The only group of workers who are “doing just fine” are those working for the federal government, where employment has increased by 11 percent since the start of the recession. Both private-sector and state- and local-government employment have fallen. While private-sector employment has recovered slightly from 7.5 percent drop it originally suffered, it is still down 5.4 percent.

The drop in state- and local-government workers may be what concerns Senator Reid, but in percentage terms, it is only about a third the size of the drop in private-sector employment over the same time (5.4 versus 1.8 percent). Adding together all levels of government, employment has fallen by just over 1 percent. Governments, which have piled up huge debts, have also avoided the sharp swings in employment faced in the private sector.

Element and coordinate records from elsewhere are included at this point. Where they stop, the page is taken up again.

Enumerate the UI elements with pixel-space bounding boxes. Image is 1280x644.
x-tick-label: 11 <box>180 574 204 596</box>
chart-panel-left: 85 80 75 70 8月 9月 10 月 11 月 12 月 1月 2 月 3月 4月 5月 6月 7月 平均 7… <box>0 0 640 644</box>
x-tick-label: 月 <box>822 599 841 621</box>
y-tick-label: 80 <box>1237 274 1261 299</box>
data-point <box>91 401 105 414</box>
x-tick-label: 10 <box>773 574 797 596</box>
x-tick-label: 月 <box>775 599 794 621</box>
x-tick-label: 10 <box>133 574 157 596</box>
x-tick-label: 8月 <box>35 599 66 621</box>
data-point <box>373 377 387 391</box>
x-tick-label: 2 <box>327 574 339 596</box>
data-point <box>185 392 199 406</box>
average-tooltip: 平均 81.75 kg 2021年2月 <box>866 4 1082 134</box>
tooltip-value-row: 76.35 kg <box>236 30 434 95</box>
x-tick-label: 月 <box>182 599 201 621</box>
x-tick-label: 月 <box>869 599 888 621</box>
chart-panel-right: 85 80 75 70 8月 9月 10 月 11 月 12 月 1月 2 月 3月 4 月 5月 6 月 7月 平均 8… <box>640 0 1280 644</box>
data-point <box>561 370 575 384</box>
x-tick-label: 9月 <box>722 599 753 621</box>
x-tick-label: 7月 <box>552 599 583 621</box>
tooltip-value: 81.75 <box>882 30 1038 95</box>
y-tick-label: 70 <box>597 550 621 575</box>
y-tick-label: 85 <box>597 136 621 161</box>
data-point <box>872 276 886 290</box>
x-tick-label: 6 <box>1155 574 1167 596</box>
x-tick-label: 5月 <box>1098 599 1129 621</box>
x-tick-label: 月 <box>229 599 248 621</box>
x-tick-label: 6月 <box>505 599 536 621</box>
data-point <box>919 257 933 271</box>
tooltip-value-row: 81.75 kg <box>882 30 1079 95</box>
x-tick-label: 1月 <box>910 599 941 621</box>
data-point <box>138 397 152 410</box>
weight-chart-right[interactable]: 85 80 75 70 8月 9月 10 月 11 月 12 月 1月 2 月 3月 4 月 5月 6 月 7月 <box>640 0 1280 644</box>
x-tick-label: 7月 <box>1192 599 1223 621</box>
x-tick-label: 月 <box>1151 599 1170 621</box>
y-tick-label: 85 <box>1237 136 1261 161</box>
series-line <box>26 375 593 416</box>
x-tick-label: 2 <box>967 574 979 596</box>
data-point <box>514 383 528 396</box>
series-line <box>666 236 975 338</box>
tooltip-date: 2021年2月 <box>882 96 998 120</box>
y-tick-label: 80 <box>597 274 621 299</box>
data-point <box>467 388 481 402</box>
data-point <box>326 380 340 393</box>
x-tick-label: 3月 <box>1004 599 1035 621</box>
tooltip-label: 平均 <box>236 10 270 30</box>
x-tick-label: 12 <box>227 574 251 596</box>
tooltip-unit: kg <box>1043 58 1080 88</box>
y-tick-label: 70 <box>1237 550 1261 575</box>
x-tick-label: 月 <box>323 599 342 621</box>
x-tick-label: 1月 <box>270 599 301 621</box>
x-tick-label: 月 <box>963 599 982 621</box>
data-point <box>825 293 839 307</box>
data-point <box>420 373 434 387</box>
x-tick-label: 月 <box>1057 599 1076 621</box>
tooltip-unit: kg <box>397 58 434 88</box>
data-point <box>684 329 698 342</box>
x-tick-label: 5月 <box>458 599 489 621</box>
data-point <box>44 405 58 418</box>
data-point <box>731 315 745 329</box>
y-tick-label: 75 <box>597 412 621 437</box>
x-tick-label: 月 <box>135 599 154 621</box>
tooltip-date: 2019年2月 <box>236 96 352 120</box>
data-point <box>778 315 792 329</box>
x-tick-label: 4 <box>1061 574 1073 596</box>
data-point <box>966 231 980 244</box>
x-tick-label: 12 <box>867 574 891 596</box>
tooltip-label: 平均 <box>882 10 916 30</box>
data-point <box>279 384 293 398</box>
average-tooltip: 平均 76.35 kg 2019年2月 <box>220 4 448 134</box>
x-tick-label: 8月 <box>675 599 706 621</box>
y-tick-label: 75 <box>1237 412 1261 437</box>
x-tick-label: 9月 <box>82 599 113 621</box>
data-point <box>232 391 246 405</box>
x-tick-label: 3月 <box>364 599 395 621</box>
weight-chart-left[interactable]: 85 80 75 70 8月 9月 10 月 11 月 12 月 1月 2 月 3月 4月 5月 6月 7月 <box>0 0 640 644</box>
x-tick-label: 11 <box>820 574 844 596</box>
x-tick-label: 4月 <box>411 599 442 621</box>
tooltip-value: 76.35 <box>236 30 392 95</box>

Reid wants to have a giant $450 billion tax increase over the next ten years to pay for his “stimulus” for public-sector workers, but it is the private sector, which is hurting the most by far, that is going to pay for his additional grant to public-sector workers. Massive subsidies have already been directed to public-sector union workers in the five previous “stimulus” programs passed during Obama’s first two years in office. Those transfers have protected public-sector workers from the cuts that private-sector workers have had to bear, and the money also guaranteed pay increases for teachers’ unions that private-sector workers surely haven’t seen.